Dans les deux premiers cas, les investisseurs comptent sur des tendances de long terme d’augmentation de la population et de demande alimentaire mondiale, et sont exigeants sur la qualité productive des sols en eux-mêmes. Ils sont également motivés par une méfiance et désillusion vis-à-vis des modes d’accumulation proposés par le marché financier actuellement instable et par le potentiel productif intrinsèque et non-opaque, facilement contrôlable, du bien foncier, lié à l’économie réelle, en comparaison avec des produits financiers complexes. Ces dimensions favorables s’ajoutent au caractère de réserve de valeur du foncier puisque l’évolution de son prix est considéré comme uniquement dépendante de l’inflation. Dans le deuxième cas l’investissement se fait dans la terre et la spéculation se fait sur les commodities produites. Dans les deux cas, la logique dérive de logiques financières. La participation au processus productif est par ailleurs vu comme une manière de mieux maîtriser la conservation de la ressource. Souvent les investisseurs attirés vers ce type de produit possèdent eux-mêmes déjà des terres qu’ils mettent en location dans un pays développé (Amérique du Nord, Australie, Europe). Néanmoins, le « portefeuille » de propriété est, particulièrement dans le deuxième cas, traité comme n’importe quel investissement (Fairbairn 2014). C’est le premier cas qui est le plus souvent traité dans les études sur l’actuelle vague de land-grabbing au niveau mondial (Fairbairn 2014). Les exemples que nous abordons dans le chapitre précédent comme étant fréquents et étudiés dans notre région de travail appartiennent néanmoins aux deux derniers cas. En Amérique Latine, les flux d’investissement sont souvent internes et liés à des productions pour l’exportation (soja).

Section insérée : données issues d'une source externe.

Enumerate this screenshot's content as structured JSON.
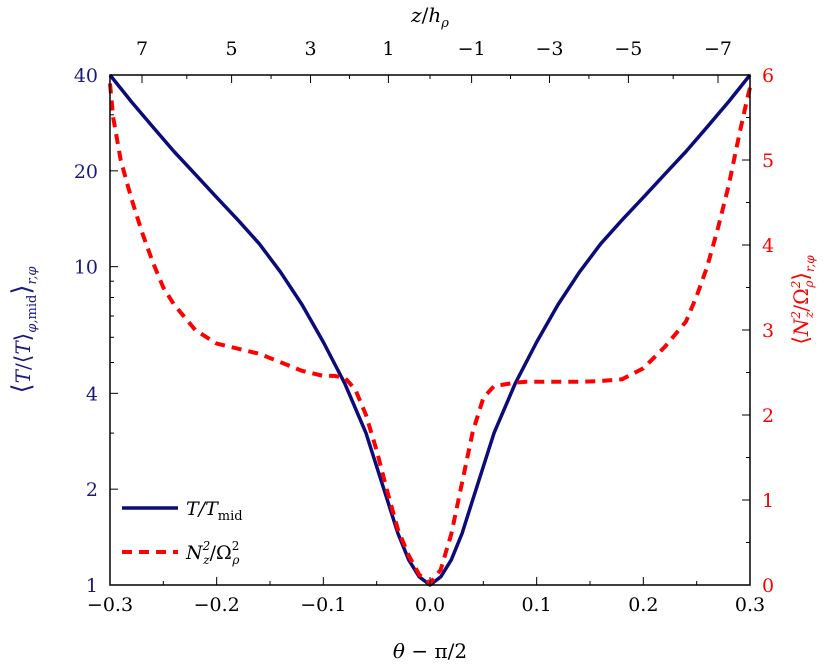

La capacité de production de commodities comme « avantage comparatif » est l’argument majeur de leur acceptation dans les territoires où ils ont lieu (Borras Jr. et Franco 2012; Svampa 2015). Lors de conflit avec des populations en présence, les entreprises d’extraction, qui investissent dans l’eau, les minerais, les biocombustibles… justifient leur action en présentant ces terres comme « improductives » quand elles sont en réalité utilisées par des populations minoritaires (Llambí 2014). Ces acteurs communiquent sur la modernité et l’efficacité de leur production, la création d’emplois et d’infrastructures et la résolution de la crise alimentaire en opposition à une agriculture préexistante supposée inefficace et peu modernisée, inapte à faire face à la demande alimentaire mondiale. Ils

89 créent pourtant le déplacement de population de petits producteurs, la précarité et la concentration du foncier (De Schutter 2011).

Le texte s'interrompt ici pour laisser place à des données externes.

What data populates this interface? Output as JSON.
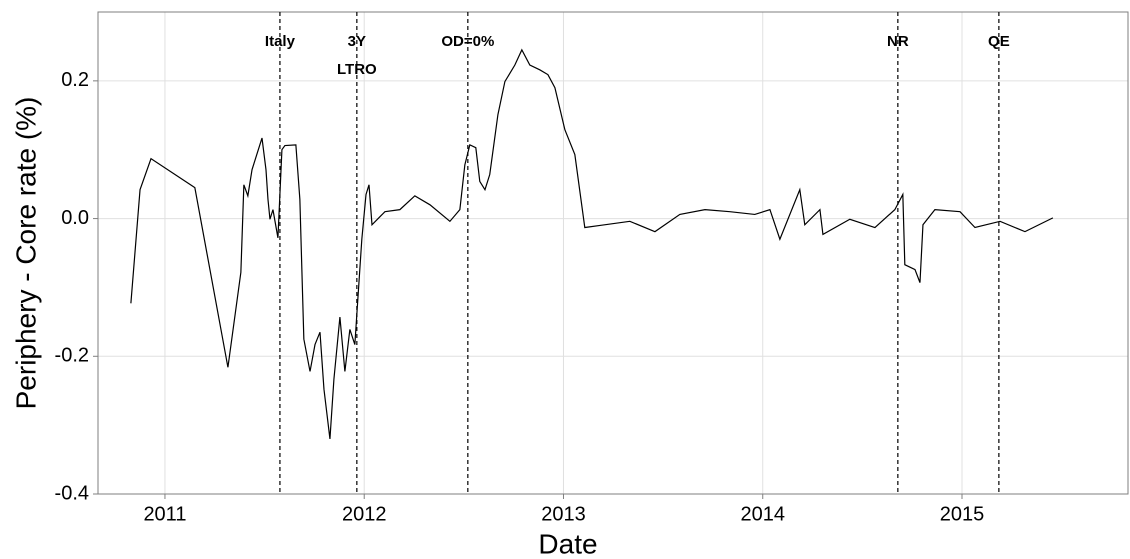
{
  "chart_data": {
    "type": "line",
    "xlabel": "Date",
    "ylabel": "Periphery - Core rate (%)",
    "xlim": [
      2010.664,
      2015.833
    ],
    "xticks": [
      2011,
      2012,
      2013,
      2014,
      2015
    ],
    "ylim": [
      -0.4,
      0.3
    ],
    "yticks": [
      {
        "value": -0.4,
        "label": "-0.4"
      },
      {
        "value": -0.2,
        "label": "-0.2"
      },
      {
        "value": 0,
        "label": "0.0"
      },
      {
        "value": 0.2,
        "label": "0.2"
      }
    ],
    "grid": true,
    "events": [
      {
        "x": 2011.577,
        "label": [
          "Italy"
        ]
      },
      {
        "x": 2011.963,
        "label": [
          "3Y",
          "LTRO"
        ]
      },
      {
        "x": 2012.52,
        "label": [
          "OD=0%"
        ]
      },
      {
        "x": 2014.678,
        "label": [
          "NR"
        ]
      },
      {
        "x": 2015.185,
        "label": [
          "QE"
        ]
      }
    ],
    "series": [
      {
        "color": "#000000",
        "x": [
          2010.829,
          2010.875,
          2010.93,
          2011.15,
          2011.316,
          2011.381,
          2011.396,
          2011.416,
          2011.437,
          2011.487,
          2011.507,
          2011.517,
          2011.527,
          2011.542,
          2011.567,
          2011.587,
          2011.602,
          2011.657,
          2011.677,
          2011.697,
          2011.728,
          2011.753,
          2011.778,
          2011.798,
          2011.828,
          2011.848,
          2011.878,
          2011.903,
          2011.928,
          2011.953,
          2011.968,
          2011.988,
          2012.009,
          2012.024,
          2012.039,
          2012.104,
          2012.179,
          2012.254,
          2012.33,
          2012.43,
          2012.48,
          2012.505,
          2012.53,
          2012.56,
          2012.58,
          2012.606,
          2012.63,
          2012.671,
          2012.706,
          2012.756,
          2012.791,
          2012.831,
          2012.881,
          2012.922,
          2012.957,
          2013.007,
          2013.057,
          2013.107,
          2013.183,
          2013.333,
          2013.459,
          2013.584,
          2013.71,
          2013.835,
          2013.96,
          2014.036,
          2014.086,
          2014.186,
          2014.211,
          2014.287,
          2014.302,
          2014.437,
          2014.563,
          2014.663,
          2014.703,
          2014.713,
          2014.764,
          2014.789,
          2014.804,
          2014.864,
          2014.99,
          2015.065,
          2015.191,
          2015.316,
          2015.456
        ],
        "values": [
          -0.123,
          0.042,
          0.087,
          0.045,
          -0.216,
          -0.078,
          0.049,
          0.033,
          0.071,
          0.117,
          0.071,
          0.028,
          -0.001,
          0.013,
          -0.028,
          0.1,
          0.106,
          0.107,
          0.028,
          -0.175,
          -0.222,
          -0.183,
          -0.165,
          -0.248,
          -0.32,
          -0.233,
          -0.143,
          -0.222,
          -0.161,
          -0.183,
          -0.117,
          -0.03,
          0.035,
          0.049,
          -0.009,
          0.01,
          0.013,
          0.033,
          0.02,
          -0.004,
          0.013,
          0.078,
          0.107,
          0.103,
          0.054,
          0.042,
          0.064,
          0.151,
          0.199,
          0.223,
          0.245,
          0.223,
          0.216,
          0.209,
          0.19,
          0.129,
          0.093,
          -0.013,
          -0.01,
          -0.004,
          -0.019,
          0.006,
          0.013,
          0.01,
          0.006,
          0.013,
          -0.03,
          0.042,
          -0.009,
          0.013,
          -0.023,
          -0.001,
          -0.013,
          0.013,
          0.035,
          -0.067,
          -0.074,
          -0.093,
          -0.009,
          0.013,
          0.01,
          -0.013,
          -0.004,
          -0.019,
          0.001
        ]
      }
    ]
  }
}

La multiplication de la diversité des outils financiers utilisés, leur caractère abstrait et la diversité des intermédiaires financiers au sein des complexes de production d’aliments et de denrées agricoles amène à masquer les impacts sociaux et environnementaux qui découlent de ce fonctionnement. Les nouvelles formes de précarité et de vulnérabilité, l’augmentation des inégalités de pouvoir dans les filières (agri-food supply chain), sont surtout mises en avant dans les études qui concernent la petite paysannerie (Fairbairn et al. 2014). Or, ces investissements financiers ont nécessairement modifié les relations sociales liées au foncier dans les communautés concernées. Mais il est nécessaire d’être vigilant dans l’analyse et ne pas confondre les effets des impacts du « land rush » non financier avec celui spécifique de la « course aux terres » à motivation financière. Il s’agit aussi d’identifier si les impacts des différents types d’acteurs financiers diffèrent. Cela nécessite de s’intéresser à la structure et aux institutions (dans le sens des « habitudes » et modes de gouvernance) préexistantes liées aux marchés du foncier. Il s’agit aussi de clarifier l’imbrication de plus en plus poussée entre ceux qui utilisent la terre avant tout comme un facteur de production et commencent à en voir les dimensions financières, et ceux qui y ont investi pour sa valorisation financière et en valorisent aujourd’hui la dimension productive (Isakson 2014).